Hawk AI Sandbox


Hawk AI Overview

Data Capture

Standard process to extract data from PDF files or HTML pages. If structure is available then some fields will be stored separately or images can be extracted. Otherwise all content is stored as a single field in the index. Some categorization can also be collected from structured file content, directory structures or other processes. PDF screenshots are also created during this process.

All content collected and generated by the first two processes is converted into vectors for Concept Search (note that as part of this PoC we did also create vectors for the screenshots of the PDFs). When a question is posed, the first step is to make a request to the repository to find the appropriate document. If the data is found in multiple documents then both are aggregated in the results.

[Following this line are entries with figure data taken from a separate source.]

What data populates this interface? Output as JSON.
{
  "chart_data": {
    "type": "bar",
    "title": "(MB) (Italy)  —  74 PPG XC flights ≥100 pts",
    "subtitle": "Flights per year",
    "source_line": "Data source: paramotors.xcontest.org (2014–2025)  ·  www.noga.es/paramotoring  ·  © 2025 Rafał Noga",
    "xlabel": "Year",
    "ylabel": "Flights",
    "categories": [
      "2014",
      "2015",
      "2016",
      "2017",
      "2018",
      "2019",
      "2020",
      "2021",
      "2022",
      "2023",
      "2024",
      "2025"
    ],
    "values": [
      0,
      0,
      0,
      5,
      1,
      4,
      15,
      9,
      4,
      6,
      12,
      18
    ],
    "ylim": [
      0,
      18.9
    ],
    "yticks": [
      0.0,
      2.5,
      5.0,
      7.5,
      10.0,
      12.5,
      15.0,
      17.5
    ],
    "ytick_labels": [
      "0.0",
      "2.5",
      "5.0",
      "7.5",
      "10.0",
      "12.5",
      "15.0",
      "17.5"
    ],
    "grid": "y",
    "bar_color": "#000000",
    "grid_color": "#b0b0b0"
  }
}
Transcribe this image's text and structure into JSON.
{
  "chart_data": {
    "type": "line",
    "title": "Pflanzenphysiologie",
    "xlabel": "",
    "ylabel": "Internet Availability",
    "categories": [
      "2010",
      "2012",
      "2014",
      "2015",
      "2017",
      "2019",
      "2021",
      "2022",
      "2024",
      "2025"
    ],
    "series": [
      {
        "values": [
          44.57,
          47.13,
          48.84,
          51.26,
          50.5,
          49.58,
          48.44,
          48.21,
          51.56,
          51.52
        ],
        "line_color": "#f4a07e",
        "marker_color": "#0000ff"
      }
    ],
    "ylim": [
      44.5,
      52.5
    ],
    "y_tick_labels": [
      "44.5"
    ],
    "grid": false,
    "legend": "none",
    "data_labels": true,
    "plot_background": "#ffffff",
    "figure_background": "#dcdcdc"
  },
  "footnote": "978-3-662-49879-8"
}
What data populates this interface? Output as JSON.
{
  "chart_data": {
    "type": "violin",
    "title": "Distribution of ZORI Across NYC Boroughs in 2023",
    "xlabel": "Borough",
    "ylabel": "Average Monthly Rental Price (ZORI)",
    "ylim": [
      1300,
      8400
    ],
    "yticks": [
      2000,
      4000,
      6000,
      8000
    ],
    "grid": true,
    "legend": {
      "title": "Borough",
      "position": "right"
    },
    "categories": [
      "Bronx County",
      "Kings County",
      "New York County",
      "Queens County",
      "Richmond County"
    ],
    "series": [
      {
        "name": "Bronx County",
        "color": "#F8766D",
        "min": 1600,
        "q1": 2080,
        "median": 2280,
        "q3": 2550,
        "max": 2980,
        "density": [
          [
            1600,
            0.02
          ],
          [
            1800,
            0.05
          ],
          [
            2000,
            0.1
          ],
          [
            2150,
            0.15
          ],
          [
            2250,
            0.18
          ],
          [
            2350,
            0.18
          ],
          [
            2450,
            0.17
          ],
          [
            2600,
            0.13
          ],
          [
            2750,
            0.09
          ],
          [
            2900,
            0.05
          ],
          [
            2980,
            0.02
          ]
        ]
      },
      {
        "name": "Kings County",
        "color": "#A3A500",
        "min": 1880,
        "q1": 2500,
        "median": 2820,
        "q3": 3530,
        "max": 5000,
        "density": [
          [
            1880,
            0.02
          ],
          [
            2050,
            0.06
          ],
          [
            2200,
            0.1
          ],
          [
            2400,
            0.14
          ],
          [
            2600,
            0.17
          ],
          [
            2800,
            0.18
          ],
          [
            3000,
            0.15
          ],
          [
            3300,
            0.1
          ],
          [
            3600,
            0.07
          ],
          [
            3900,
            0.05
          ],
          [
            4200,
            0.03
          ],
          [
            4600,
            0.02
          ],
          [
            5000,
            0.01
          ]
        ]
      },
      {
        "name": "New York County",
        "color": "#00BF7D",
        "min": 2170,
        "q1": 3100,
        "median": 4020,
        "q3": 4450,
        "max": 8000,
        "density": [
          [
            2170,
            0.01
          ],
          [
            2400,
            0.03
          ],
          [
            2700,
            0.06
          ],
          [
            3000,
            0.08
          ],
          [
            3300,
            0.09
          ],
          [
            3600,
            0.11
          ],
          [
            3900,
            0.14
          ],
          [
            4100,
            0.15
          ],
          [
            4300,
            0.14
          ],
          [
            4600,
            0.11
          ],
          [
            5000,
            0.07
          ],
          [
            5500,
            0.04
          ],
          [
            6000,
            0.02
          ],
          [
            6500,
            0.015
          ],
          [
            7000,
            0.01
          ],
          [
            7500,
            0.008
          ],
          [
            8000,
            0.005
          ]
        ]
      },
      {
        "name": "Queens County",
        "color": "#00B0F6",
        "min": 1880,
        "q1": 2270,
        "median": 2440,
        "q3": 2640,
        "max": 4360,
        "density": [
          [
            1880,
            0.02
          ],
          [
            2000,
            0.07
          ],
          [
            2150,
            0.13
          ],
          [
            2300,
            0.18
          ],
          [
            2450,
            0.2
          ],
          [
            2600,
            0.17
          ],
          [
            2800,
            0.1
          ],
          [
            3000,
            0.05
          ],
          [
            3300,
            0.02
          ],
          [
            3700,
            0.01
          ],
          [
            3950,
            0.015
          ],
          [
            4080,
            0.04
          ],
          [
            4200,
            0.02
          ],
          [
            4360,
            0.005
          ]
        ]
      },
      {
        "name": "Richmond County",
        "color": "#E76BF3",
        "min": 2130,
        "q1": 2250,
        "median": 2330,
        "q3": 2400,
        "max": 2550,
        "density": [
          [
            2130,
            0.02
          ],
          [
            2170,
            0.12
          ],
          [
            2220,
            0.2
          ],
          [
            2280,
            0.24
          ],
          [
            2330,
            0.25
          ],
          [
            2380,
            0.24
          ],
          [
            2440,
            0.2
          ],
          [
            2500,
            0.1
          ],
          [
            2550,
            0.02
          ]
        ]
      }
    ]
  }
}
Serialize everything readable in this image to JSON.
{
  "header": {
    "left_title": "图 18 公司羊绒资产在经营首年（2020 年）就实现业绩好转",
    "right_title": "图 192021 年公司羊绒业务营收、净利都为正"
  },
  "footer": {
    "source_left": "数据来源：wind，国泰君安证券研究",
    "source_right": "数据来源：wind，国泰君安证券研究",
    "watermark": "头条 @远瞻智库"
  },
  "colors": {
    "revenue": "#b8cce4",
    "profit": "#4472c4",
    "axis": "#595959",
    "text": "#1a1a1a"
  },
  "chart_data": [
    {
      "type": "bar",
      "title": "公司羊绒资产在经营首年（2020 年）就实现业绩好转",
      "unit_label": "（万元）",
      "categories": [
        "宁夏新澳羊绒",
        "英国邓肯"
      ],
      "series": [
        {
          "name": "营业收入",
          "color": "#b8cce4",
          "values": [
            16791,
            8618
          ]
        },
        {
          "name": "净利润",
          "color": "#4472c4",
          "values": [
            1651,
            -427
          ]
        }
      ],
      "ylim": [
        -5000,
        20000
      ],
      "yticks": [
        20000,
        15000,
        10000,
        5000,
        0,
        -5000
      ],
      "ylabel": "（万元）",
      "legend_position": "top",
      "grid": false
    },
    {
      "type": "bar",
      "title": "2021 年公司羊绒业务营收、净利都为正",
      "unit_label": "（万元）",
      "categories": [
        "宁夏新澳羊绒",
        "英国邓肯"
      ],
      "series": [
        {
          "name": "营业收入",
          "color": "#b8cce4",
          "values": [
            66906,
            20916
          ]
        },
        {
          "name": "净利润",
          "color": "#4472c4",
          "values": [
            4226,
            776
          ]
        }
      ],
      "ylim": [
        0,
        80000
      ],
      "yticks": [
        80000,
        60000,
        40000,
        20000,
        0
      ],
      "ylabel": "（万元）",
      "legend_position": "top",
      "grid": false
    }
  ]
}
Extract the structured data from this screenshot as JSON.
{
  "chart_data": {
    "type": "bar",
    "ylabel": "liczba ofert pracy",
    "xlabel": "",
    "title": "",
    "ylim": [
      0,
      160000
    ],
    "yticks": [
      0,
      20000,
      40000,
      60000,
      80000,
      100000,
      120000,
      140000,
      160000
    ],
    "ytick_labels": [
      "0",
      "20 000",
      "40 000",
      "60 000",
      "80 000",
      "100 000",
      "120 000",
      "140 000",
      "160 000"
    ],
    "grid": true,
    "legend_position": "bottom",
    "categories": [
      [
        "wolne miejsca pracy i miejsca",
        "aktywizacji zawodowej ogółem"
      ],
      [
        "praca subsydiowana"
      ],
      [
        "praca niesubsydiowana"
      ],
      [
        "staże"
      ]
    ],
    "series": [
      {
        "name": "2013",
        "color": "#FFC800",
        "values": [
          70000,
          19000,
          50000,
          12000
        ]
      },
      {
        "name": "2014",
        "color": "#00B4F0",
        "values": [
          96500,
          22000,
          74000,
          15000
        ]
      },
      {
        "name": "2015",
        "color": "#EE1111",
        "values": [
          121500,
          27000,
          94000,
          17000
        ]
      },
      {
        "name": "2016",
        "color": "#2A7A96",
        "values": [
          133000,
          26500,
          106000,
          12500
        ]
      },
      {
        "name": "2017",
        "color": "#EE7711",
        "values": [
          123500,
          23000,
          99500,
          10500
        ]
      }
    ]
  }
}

The results are shown on the page with a thumbnail of the PDF file and the synopsis generated by the GenAI.

Smart Response

When the appropriate content is returned, it is then run through a prompt that explains to only answer the question with the content in the index that was returned and then provide the appropriate response to the question. If the question can not be handled by the Smart Response process with a high enough level of confidence, then no response is provided. The additional info and links would only point to information in the index.

Initial GenAI Analysis

This can be helpful to enrich content in the indexing feed if necessary. The fields in the indexing feed can be sent to a AI Agent for enhancing the description or other fields in HawkSearch. This is not necessary for this implementation – it’s only an option.